Acabo de cumplir 27 años y estaba felizmente preocupado por mis propios hábitos de celibato durante un viaje de 6 semanas por los desiertos del norte de México. Para entonces, había hecho las paces con el hecho de que me mantendría intacta y sin perder la vida. Alrededor de los 20, solía ser amargado y aprensivo acerca de esto, pero más tarde, aprendí a apreciar el valor de la verdadera amistad, incluso sin romance.
Entonces esa vida mía limpia y ordenada de repente comenzó a desmoronarse.
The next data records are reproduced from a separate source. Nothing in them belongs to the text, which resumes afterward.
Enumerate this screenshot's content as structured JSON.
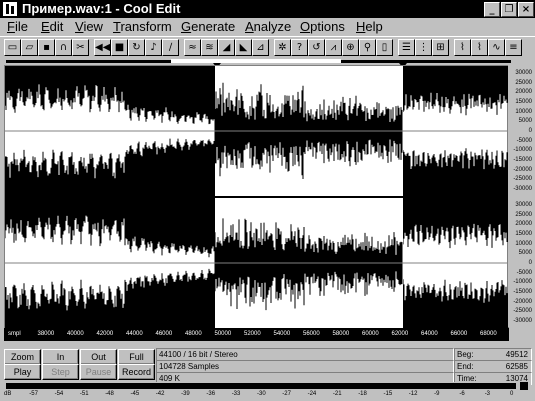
{
  "window": {
    "title": "Пример.wav:1 - Cool Edit",
    "minimize": "_",
    "restore": "❐",
    "close": "×"
  },
  "menu": [
    {
      "label": "File",
      "key": "F",
      "rest": "ile"
    },
    {
      "label": "Edit",
      "key": "E",
      "rest": "dit"
    },
    {
      "label": "View",
      "key": "V",
      "rest": "iew"
    },
    {
      "label": "Transform",
      "key": "T",
      "rest": "ransform"
    },
    {
      "label": "Generate",
      "key": "G",
      "rest": "enerate"
    },
    {
      "label": "Analyze",
      "key": "A",
      "rest": "nalyze"
    },
    {
      "label": "Options",
      "key": "O",
      "rest": "ptions"
    },
    {
      "label": "Help",
      "key": "H",
      "rest": "elp"
    }
  ],
  "toolbar": [
    {
      "icon": "new-file-icon",
      "glyph": "▭"
    },
    {
      "icon": "open-file-icon",
      "glyph": "▱"
    },
    {
      "icon": "save-icon",
      "glyph": "▪"
    },
    {
      "icon": "headphones-icon",
      "glyph": "∩"
    },
    {
      "icon": "cut-icon",
      "glyph": "✂"
    },
    {
      "icon": "skip-back-icon",
      "glyph": "◀◀"
    },
    {
      "icon": "stop-icon",
      "glyph": "■"
    },
    {
      "icon": "loop-icon",
      "glyph": "↻"
    },
    {
      "icon": "note-icon",
      "glyph": "♪"
    },
    {
      "icon": "waveform-edit-icon",
      "glyph": "∕"
    },
    {
      "icon": "waveform-a-icon",
      "glyph": "≈"
    },
    {
      "icon": "waveform-b-icon",
      "glyph": "≋"
    },
    {
      "icon": "fade-in-icon",
      "glyph": "◢"
    },
    {
      "icon": "fade-out-icon",
      "glyph": "◣"
    },
    {
      "icon": "amplify-icon",
      "glyph": "⊿"
    },
    {
      "icon": "gear-icon",
      "glyph": "✲"
    },
    {
      "icon": "question-icon",
      "glyph": "?"
    },
    {
      "icon": "refresh-icon",
      "glyph": "↺"
    },
    {
      "icon": "envelope-icon",
      "glyph": "⩘"
    },
    {
      "icon": "zoom-icon",
      "glyph": "⊕"
    },
    {
      "icon": "magnify-icon",
      "glyph": "⚲"
    },
    {
      "icon": "document-icon",
      "glyph": "▯"
    },
    {
      "icon": "list-icon",
      "glyph": "☰"
    },
    {
      "icon": "grid-icon",
      "glyph": "⋮"
    },
    {
      "icon": "filter-icon",
      "glyph": "⊞"
    },
    {
      "icon": "spectrum-a-icon",
      "glyph": "⌇"
    },
    {
      "icon": "spectrum-b-icon",
      "glyph": "⌇"
    },
    {
      "icon": "wave-view-icon",
      "glyph": "∿"
    },
    {
      "icon": "multi-wave-icon",
      "glyph": "≡"
    },
    {
      "icon": "spectral-icon",
      "glyph": "▦"
    }
  ],
  "amp_labels": [
    "30000",
    "25000",
    "20000",
    "15000",
    "10000",
    "5000",
    "0",
    "-5000",
    "-10000",
    "-15000",
    "-20000",
    "-25000",
    "-30000"
  ],
  "amp_labels_ch2": [
    "30000",
    "25000",
    "20000",
    "15000",
    "10000",
    "5000",
    "0",
    "-5000",
    "-10000",
    "-15000",
    "-20000",
    "-25000",
    "-30000"
  ],
  "time_labels": [
    "smpl",
    "38000",
    "40000",
    "42000",
    "44000",
    "46000",
    "48000",
    "50000",
    "52000",
    "54000",
    "56000",
    "58000",
    "60000",
    "62000",
    "64000",
    "66000",
    "68000"
  ],
  "controls": {
    "zoom": "Zoom",
    "in": "In",
    "out": "Out",
    "full": "Full",
    "play": "Play",
    "step": "Step",
    "pause": "Pause",
    "record": "Record"
  },
  "info": {
    "format": "44100 / 16 bit / Stereo",
    "samples": "104728 Samples",
    "size": "409 K",
    "beg_label": "Beg:",
    "beg_value": "49512",
    "end_label": "End:",
    "end_value": "62585",
    "time_label": "Time:",
    "time_value": "13074"
  },
  "db_labels": [
    "dB",
    "-57",
    "-54",
    "-51",
    "-48",
    "-45",
    "-42",
    "-39",
    "-36",
    "-33",
    "-30",
    "-27",
    "-24",
    "-21",
    "-18",
    "-15",
    "-12",
    "-9",
    "-6",
    "-3",
    "0"
  ]
}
Me encontraría con una joven tímida en una pequeña ciudad costera, que solo fue allí un fin de semana para ver el océano por primera vez. Intercambiamos direcciones después de una noche inolvidable, aunque dulce e inocente. Nos escribimos durante 10 meses y acordamos una segunda visita. Fue durante esta segunda visita cuando no solo dejé que mi vida se desmoronara (después de una noche, eso no fue dulce e inocente), la arrojaría por la borda. Decidimos casarnos y vivir juntos en México. Y lo hicimos, por 21 años, y ahora ya por 6 más en Suiza.
Todavía no puedo explicar por qué esto debería haber sido posible.